Keep going. Move forward. Don’t look back.
We are told these things growing up. It is meant as an encouragement. We’re told to never give up, to reach for the stars. Don’t let our pasts hold us back.
But what if we reach the point where the only way to move forward is to work through our pasts?
I used to think I could do everything. And I did, to the best of my ability. I would always be the one doing the most, getting the best grades, and dreaming bigger with each passing day. I thought life would continue like this until I reached my goals decades later.
There were things I thought I could ignore, people I thought I could just forgive and forget so I could move on with my life. But forgiving and forgetting isn’t the same as processing circumstances. How can you forgive if you don’t know to what extent it affected you?
I’ve recently been asked by someone about tender areas of my past – things I have already prayed about and considered forgotten. But after talking about these things again, I realized how hurt I still was. I had been wronged, and put a band-aid on a bullet wound. I thought I had healed from these things that had taken place years ago. In reality, I was pushing these memories to the back of my mind, hoping they would eventually go away.

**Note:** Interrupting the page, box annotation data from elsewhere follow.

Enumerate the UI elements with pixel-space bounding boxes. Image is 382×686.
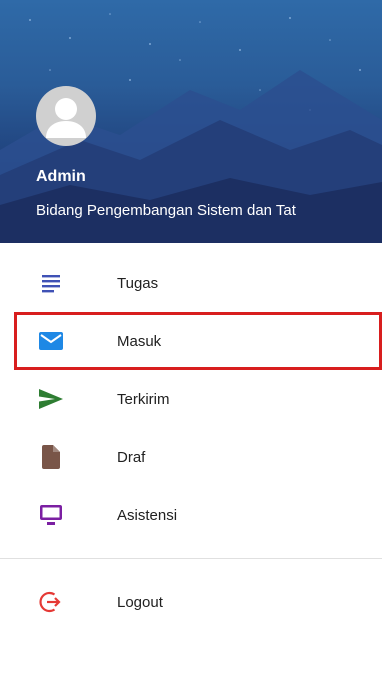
- avatar[interactable]: [36, 86, 96, 146]
- drawer-menu: Tugas Masuk Terkirim Draf Asistensi Logo…: [0, 254, 382, 631]
- logout-icon: [38, 589, 64, 615]
- user-name: Admin: [36, 168, 86, 185]
- menu-item-masuk[interactable]: Masuk: [14, 312, 382, 370]
- menu-item-label: Asistensi: [117, 506, 178, 524]
- drawer-header: Admin Bidang Pengembangan Sistem dan Tat: [0, 0, 382, 243]
- file-icon: [38, 444, 64, 470]
- list-icon: [38, 270, 64, 296]
- divider: [0, 558, 382, 559]
- user-department: Bidang Pengembangan Sistem dan Tat: [36, 202, 296, 219]
- menu-item-label: Logout: [117, 593, 163, 611]
- menu-item-label: Terkirim: [117, 390, 170, 408]
- menu-item-label: Tugas: [117, 274, 159, 292]
- menu-item-draf[interactable]: Draf: [0, 428, 382, 486]
- menu-item-asistensi[interactable]: Asistensi: [0, 486, 382, 544]
- mail-icon: [38, 328, 64, 354]
- menu-item-label: Masuk: [117, 332, 162, 350]
- menu-item-tugas[interactable]: Tugas: [0, 254, 382, 312]
- menu-item-label: Draf: [117, 448, 146, 466]
- send-icon: [38, 386, 64, 412]
- user-icon: [46, 98, 86, 138]
- menu-item-terkirim[interactable]: Terkirim: [0, 370, 382, 428]
- menu-item-logout[interactable]: Logout: [0, 573, 382, 631]
- navigation-drawer: Admin Bidang Pengembangan Sistem dan Tat…: [0, 0, 382, 686]
- monitor-icon: [38, 502, 64, 528]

The renewal of the pain forced me to realize how much I needed God’s help to process everything. I needed to go through it all, to feel the pain all over again in order to remove the shrapnel from old wounds. I needed to properly heal.
“Not looking back” wasn’t an option anymore. Refusing to remember things didn’t mean they weren’t there.
Now, by the grace of God, I’m working through things properly and properly forgiving people in my life. I’m realizing that I can’t just refuse to “look back.” My past is what has made me who I am today. Both the good and the bad have structured my character and the essence of my being.
It’s not always easy working through your past, but I find joy in knowing that I have a unique past that has created a unique me, and God is here for me to help me through it all.